Putting Education Reform To The Test

Board Of Governors Chairman: ‘Good’ Is Not Good Enough For Florida Universities

University of Miami School of Law/flickr

BOG Chairman Dean Colson says the State University System is doing more with less, but the decline in state funding is not sustainable.

Florida Board of Governors Chairman Dean Colson had much to brag about in his State of the System address this morning.

He told the people who govern the State University System that Florida’s universities are affordable, a good value, and excelling in graduation rates.

But Colson said, “If you want our system truly to serve as an economic engine for the state, we must have the resources to recruit the best and the brightest.  Simply being ‘good’ is not good enough.”

He talked about cuts in funding as more students seek higher education.

As state funding for universities has dropped by more than a billion dollars over the last six years, “System enrollment grew by 9% — an increase of over 35,000 students.” Colson said. “In essence, our System has grown by the equivalent of a sizable university while losing enough state funding to support an entire university.”

Colson said the universities are more efficient than ever, but the decline in funding is not sustainable.

Colson offered ways that System is providing a good return on investment for the state:

  • Ranked in the top ten nationally for six-year graduation rates.
  • Ranked in the top five states for public university Research and Development with $1.76 billion in research expenditures.
  • Ranked 3rd among all university systems in the US for undergraduate STEM degree production, and STEM degree production increased almost 30% in the past four years.
  • An annual statewide economic impact of $80 billion – contributing more than 7% to the state’s gross domestic product and helping fuel more than 770,000 jobs.
  • The State University System remains very affordable, with the 9th lowest tuition in the country.

And here are the not so great statistics:

  • Half of our institutions have six-year graduation rates below 50%.
  • Our System continues to lag behind on the number of national academy members.   As a state, we rank 17th   — well below the top public institutions.
  • In the last six years, state support per student has dropped from 70% to 44% for the System—which translates to a loss of more than a billion dollars, including $300 million this year alone.

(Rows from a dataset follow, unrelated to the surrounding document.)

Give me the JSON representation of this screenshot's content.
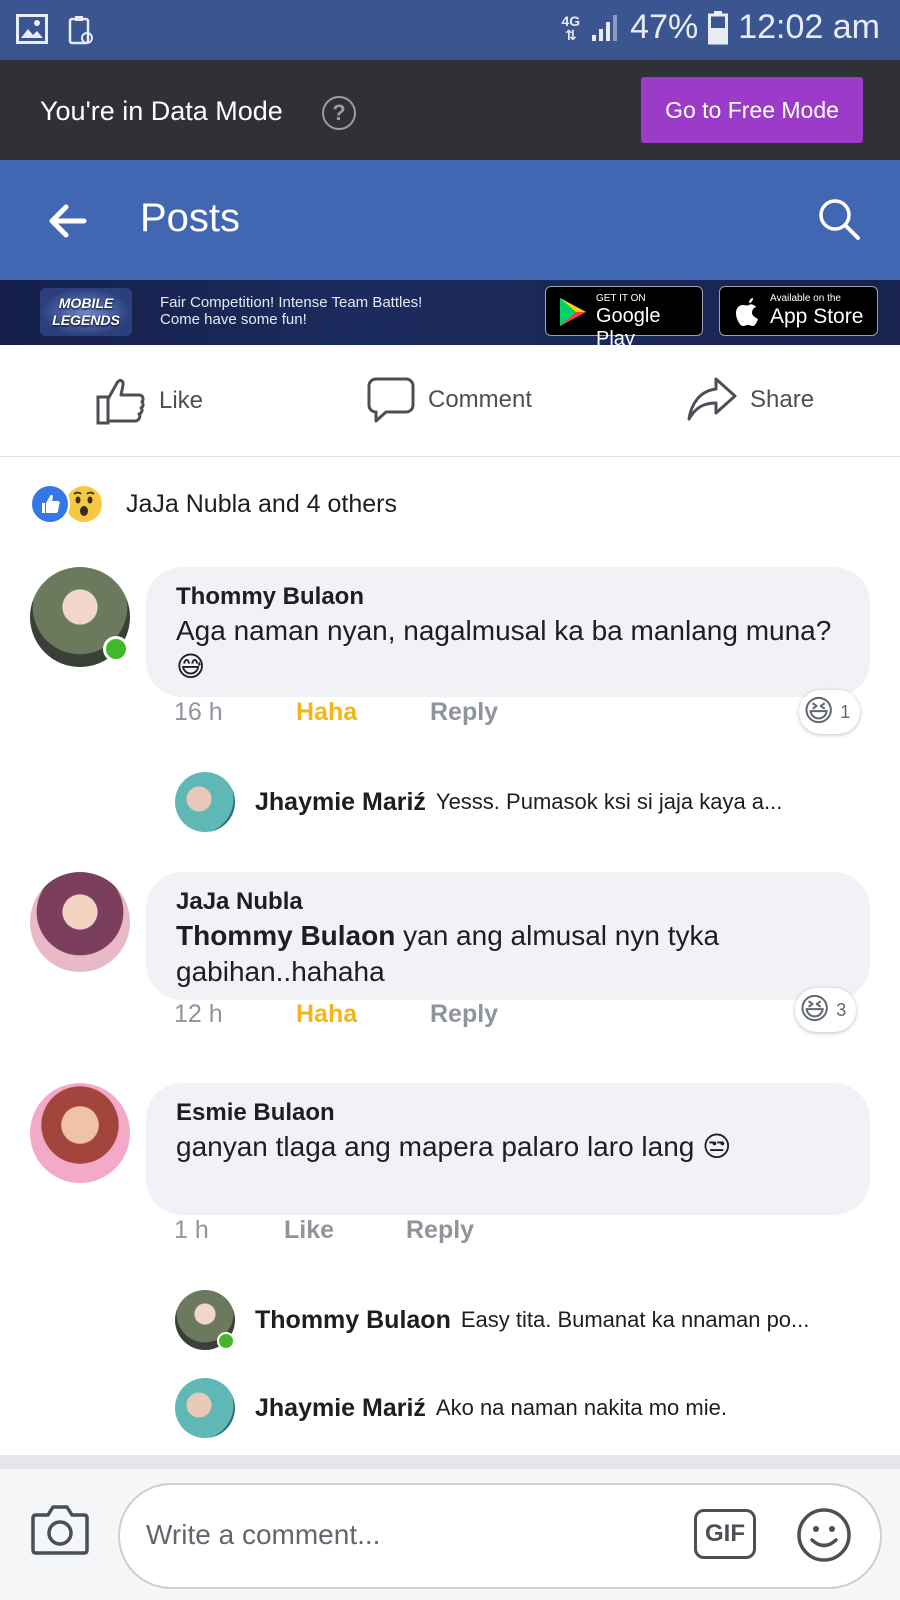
{
  "status_bar": {
    "network": "4G",
    "battery": "47%",
    "time": "12:02",
    "ampm": "am"
  },
  "data_mode": {
    "text": "You're in Data Mode",
    "help": "?",
    "button": "Go to Free Mode"
  },
  "header": {
    "title": "Posts"
  },
  "ad": {
    "logo_line1": "MOBILE",
    "logo_line2": "LEGENDS",
    "line1": "Fair Competition! Intense Team Battles!",
    "line2": "Come have some fun!",
    "google_small": "GET IT ON",
    "google_big": "Google Play",
    "apple_small": "Available on the",
    "apple_big": "App Store"
  },
  "actions": {
    "like": "Like",
    "comment": "Comment",
    "share": "Share"
  },
  "reactions_summary": "JaJa Nubla and 4 others",
  "comments": [
    {
      "name": "Thommy Bulaon",
      "text": "Aga naman nyan, nagalmusal ka ba manlang muna? 😅",
      "time": "16 h",
      "reaction_label": "Haha",
      "reply_label": "Reply",
      "reaction_count": "1"
    },
    {
      "name": "JaJa Nubla",
      "text": "Thommy Bulaon yan ang almusal nyn tyka gabihan..hahaha",
      "mention": "Thommy Bulaon",
      "rest": " yan ang almusal nyn tyka gabihan..hahaha",
      "time": "12 h",
      "reaction_label": "Haha",
      "reply_label": "Reply",
      "reaction_count": "3"
    },
    {
      "name": "Esmie Bulaon",
      "text": "ganyan tlaga ang mapera   palaro laro lang 😒",
      "time": "1 h",
      "reaction_label": "Like",
      "reply_label": "Reply"
    }
  ],
  "replies": [
    {
      "name": "Jhaymie Mariź",
      "text": "Yesss. Pumasok ksi si jaja kaya a..."
    },
    {
      "name": "Thommy Bulaon",
      "text": "Easy tita. Bumanat ka nnaman po..."
    },
    {
      "name": "Jhaymie Mariź",
      "text": "Ako na naman nakita mo mie."
    }
  ],
  "composer": {
    "placeholder": "Write a comment...",
    "gif": "GIF"
  },
  "colors": {
    "status_bar": "#3b5591",
    "header": "#4267b2",
    "data_bar": "#2f3136",
    "free_mode_button": "#9b3bc8",
    "haha": "#f2b619",
    "online": "#42b72a"
  }
}
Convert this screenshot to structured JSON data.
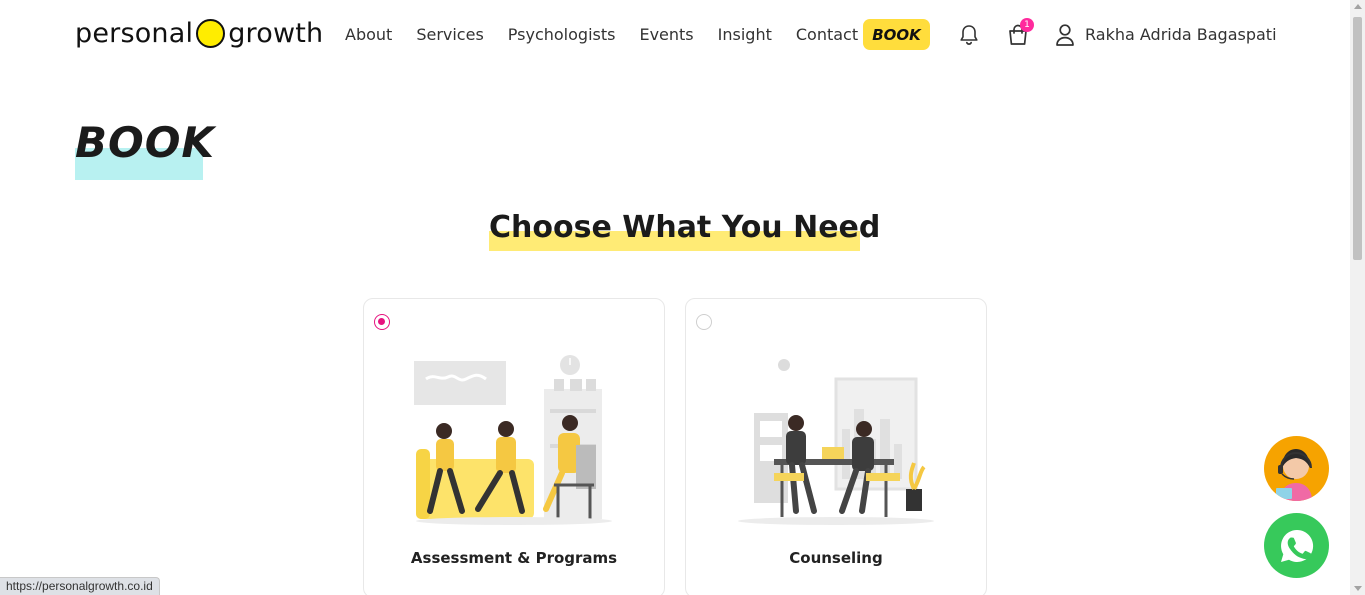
{
  "header": {
    "logo_left": "personal",
    "logo_right": "growth",
    "nav": [
      "About",
      "Services",
      "Psychologists",
      "Events",
      "Insight",
      "Contact"
    ],
    "book_label": "BOOK",
    "cart_count": "1",
    "user_name": "Rakha Adrida Bagaspati"
  },
  "page": {
    "title": "BOOK",
    "section_heading": "Choose What You Need"
  },
  "options": [
    {
      "label": "Assessment & Programs",
      "selected": true
    },
    {
      "label": "Counseling",
      "selected": false
    }
  ],
  "status_bar": {
    "url": "https://personalgrowth.co.id"
  },
  "colors": {
    "accent_yellow": "#ffdd3c",
    "heading_highlight": "#ffeb75",
    "title_highlight": "#b8f1f1",
    "radio_selected": "#e6137f",
    "badge": "#ff2a9d",
    "whatsapp": "#37c95b",
    "agent_bg": "#f6a300"
  },
  "icons": [
    "bell-icon",
    "cart-icon",
    "user-icon",
    "whatsapp-icon",
    "support-agent-icon"
  ]
}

Other highlights from Colson’s speech:

Everyone in the state, including me, has been pushing our universities to produce more STEM graduates.  From my viewpoint, that is not to suggest that the humanities are not important.  I don’t think anyone is interested in raising a generation that has no appreciation for literature, history or the arts. 

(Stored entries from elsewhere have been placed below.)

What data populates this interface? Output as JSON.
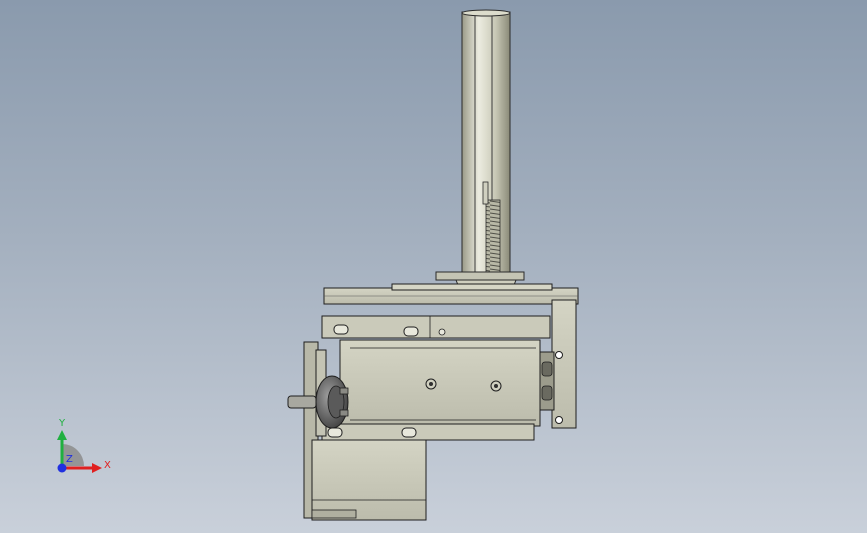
{
  "viewport": {
    "background_top": "#8a9aad",
    "background_bottom": "#c9d0da",
    "part_body_color": "#c8c8b8",
    "part_edge_color": "#1e1e1e",
    "shaft_color": "#d6d6c4"
  },
  "triad": {
    "x_label": "X",
    "y_label": "Y",
    "z_label": "Z",
    "x_color": "#e02020",
    "y_color": "#20b040",
    "z_color": "#2030e0"
  }
}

We need to strongly support the Humanities, but we should also provide our students and parents the information they need on future job prospects so that if they decide to travel that path they are doing so knowing what lies ahead.

I also believe that all Humanities graduates should have a basic grounding in STEM, and all STEM graduates should have a basic grounding in Humanities. 

That’s why the work that we’re doing with the Florida College System to implement a common, general education core of courses that all undergraduates in Florida’s public colleges and universities must take is so important.